Which Vertigo do you know and love? The first Vertigo we saw was the pan & scan TV version. It aired regularly on one of our local independent stations while were in high school, and although we watched it in bits and pieces, we just couldn't get too excited about it. Perhaps it was all the commercials; more than almost any other Hitchcock movie, Vertigo functions as a kind of sustained dream. The beautiful rhythm—wordless sequences, like Scotty's pursuit of Madeline, alternating with dialog-driven ones—is smothered when constantly interrupted by pleas to buy a car or eat at McDonald's.

Our next Vertigo was the early '90s pan & scan VHS incarnation. We slowly began warming up to the movie. Nevertheless, watching it in our dorm room on a 13" TV/VCR combo left something to be desired.

Then, at last, in 1996, after a painstaking restoration by Robert A. Harris and James C. Katz, we really saw Vertigo. A 70mm print played at the McClurg Theater. Awash in the startlingly beautiful San Francisco vistas and eerie shimmer of Bernard Herrmann's score, we left the theater in genuine awe. Now, we finally got it.
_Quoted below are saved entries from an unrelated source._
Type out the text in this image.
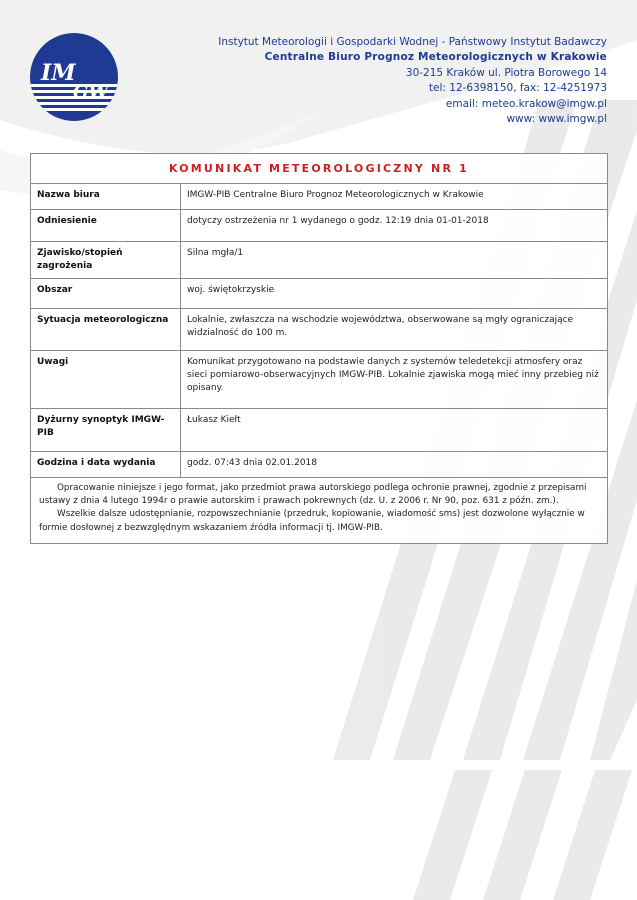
IM
GW
Instytut Meteorologii i Gospodarki Wodnej - Państwowy Instytut Badawczy
Centralne Biuro Prognoz Meteorologicznych w Krakowie
30-215 Kraków ul. Piotra Borowego 14
tel: 12-6398150, fax: 12-4251973
email: meteo.krakow@imgw.pl
www: www.imgw.pl
KOMUNIKAT METEOROLOGICZNY NR 1
Nazwa biura	IMGW-PIB Centralne Biuro Prognoz Meteorologicznych w Krakowie
Odniesienie	dotyczy ostrzeżenia nr 1 wydanego o godz. 12:19 dnia 01-01-2018
Zjawisko/stopień zagrożenia	Silna mgła/1
Obszar	woj. świętokrzyskie
Sytuacja meteorologiczna	Lokalnie, zwłaszcza na wschodzie województwa, obserwowane są mgły ograniczające widzialność do 100 m.
Uwagi	Komunikat przygotowano na podstawie danych z systemów teledetekcji atmosfery oraz sieci pomiarowo-obserwacyjnych IMGW-PIB. Lokalnie zjawiska mogą mieć inny przebieg niż opisany.
Dyżurny synoptyk IMGW-PIB	Łukasz Kiełt
Godzina i data wydania	godz. 07:43 dnia 02.01.2018

Opracowanie niniejsze i jego format, jako przedmiot prawa autorskiego podlega ochronie prawnej, zgodnie z przepisami ustawy z dnia 4 lutego 1994r o prawie autorskim i prawach pokrewnych (dz. U. z 2006 r. Nr 90, poz. 631 z późn. zm.).

Wszelkie dalsze udostępnianie, rozpowszechnianie (przedruk, kopiowanie, wiadomość sms) jest dozwolone wyłącznie w formie dosłownej z bezwzględnym wskazaniem źródła informacji tj. IMGW-PIB.
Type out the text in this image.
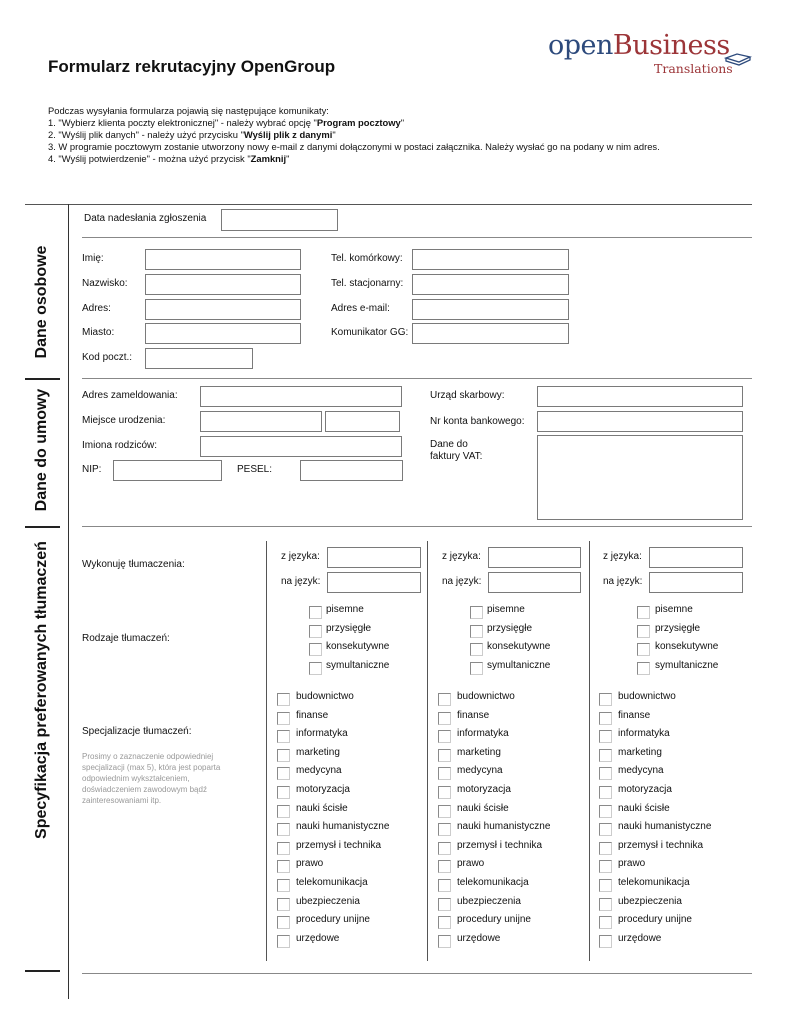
Formularz rekrutacyjny OpenGroup
openBusiness
Translations
Podczas wysyłania formularza pojawią się następujące komunikaty:
1. "Wybierz klienta poczty elektronicznej" - należy wybrać opcję "Program pocztowy"
2. "Wyślij plik danych" - należy użyć przycisku "Wyślij plik z danymi"
3. W programie pocztowym zostanie utworzony nowy e-mail z danymi dołączonymi w postaci załącznika. Należy wysłać go na podany w nim adres.
4. "Wyślij potwierdzenie" - można użyć przycisk "Zamknij"
Dane osobowe
Dane do umowy
Specyfikacja preferowanych tłumaczeń
Data nadesłania zgłoszenia
Imię:
Nazwisko:
Adres:
Miasto:
Kod poczt.:
Tel. komórkowy:
Tel. stacjonarny:
Adres e-mail:
Komunikator GG:
Adres zameldowania:
Miejsce urodzenia:
Imiona rodziców:
NIP:	PESEL:
Urząd skarbowy:
Nr konta bankowego:
Dane do
faktury VAT:
Wykonuję tłumaczenia:
Rodzaje tłumaczeń:
Specjalizacje tłumaczeń:
Prosimy o zaznaczenie odpowiedniej
specjalizacji (max 5), która jest poparta
odpowiednim wykształceniem,
doświadczeniem zawodowym bądź
zainteresowaniami itp.
z języka:
na język:
pisemne
przysięgłe
konsekutywne
symultaniczne
budownictwo
finanse
informatyka
marketing
medycyna
motoryzacja
nauki ścisłe
nauki humanistyczne
przemysł i technika
prawo
telekomunikacja
ubezpieczenia
procedury unijne
urzędowe
z języka:
na język:
pisemne
przysięgłe
konsekutywne
symultaniczne
budownictwo
finanse
informatyka
marketing
medycyna
motoryzacja
nauki ścisłe
nauki humanistyczne
przemysł i technika
prawo
telekomunikacja
ubezpieczenia
procedury unijne
urzędowe
z języka:
na język:
pisemne
przysięgłe
konsekutywne
symultaniczne
budownictwo
finanse
informatyka
marketing
medycyna
motoryzacja
nauki ścisłe
nauki humanistyczne
przemysł i technika
prawo
telekomunikacja
ubezpieczenia
procedury unijne
urzędowe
Clearly, we're not the only ones to have come around to getting it. The "greatest film ever made," according to Sight & Sound's newest poll, Vertigo is more revered than ever. Yet that 1996 restoration, now held as the de facto definitive version, has its detractors. Among them is artist and Chicago Reader scribe Fred Camper, who is featuring the film in his current class on American Cinema of the 1950s held Tuesday nights at the Siskel.

Camper has no qualms about the visual aspects of the restoration. Indeed, the ravishingly saturated VistaVision hues have been widely praised. No, it's the sound he doesn't like:

The new sound track, however, is a serious mistake. Wishing to use original stereo music tracks, though the film was released in mono, the restorers had to rerecord all the sound effects: how can remaking the sound be called "restoration"? The new footsteps are too loud, and the sounds of car doors closing in stereo have an almost pornographic realism that disrupts the dreamlike mood that the original, quieter sound track helped foster.
Through a combination of dogged pursuit and good old fashioned luck, when Camper gives his lecture on Vertigo next Tuesday the Siskel will be showing a rare IB Technicolor print of the 1958 release version. That is, the vintage Vertigo, vibrant colors, original soundtrack, and all. So what is Technicolor IB? The imbibition Technicolor process (sometimes also referred to as "Dye Transfer" or "IB") is the most stable, archival color motion picture process ever put to widespread use; when properly stored and handled its colors do not fade, so IB prints really are something special (just ask fans of Star Wars and Jaws). We've seen a lot of different Vertigos, and this is another we wouldn't want to miss.

Vertigo screens Friday and Tuesday; Fred Camper will only lecture at the Tuesday show. Tickets are $4-$11. The Siskel Film Center is at 164 N. State.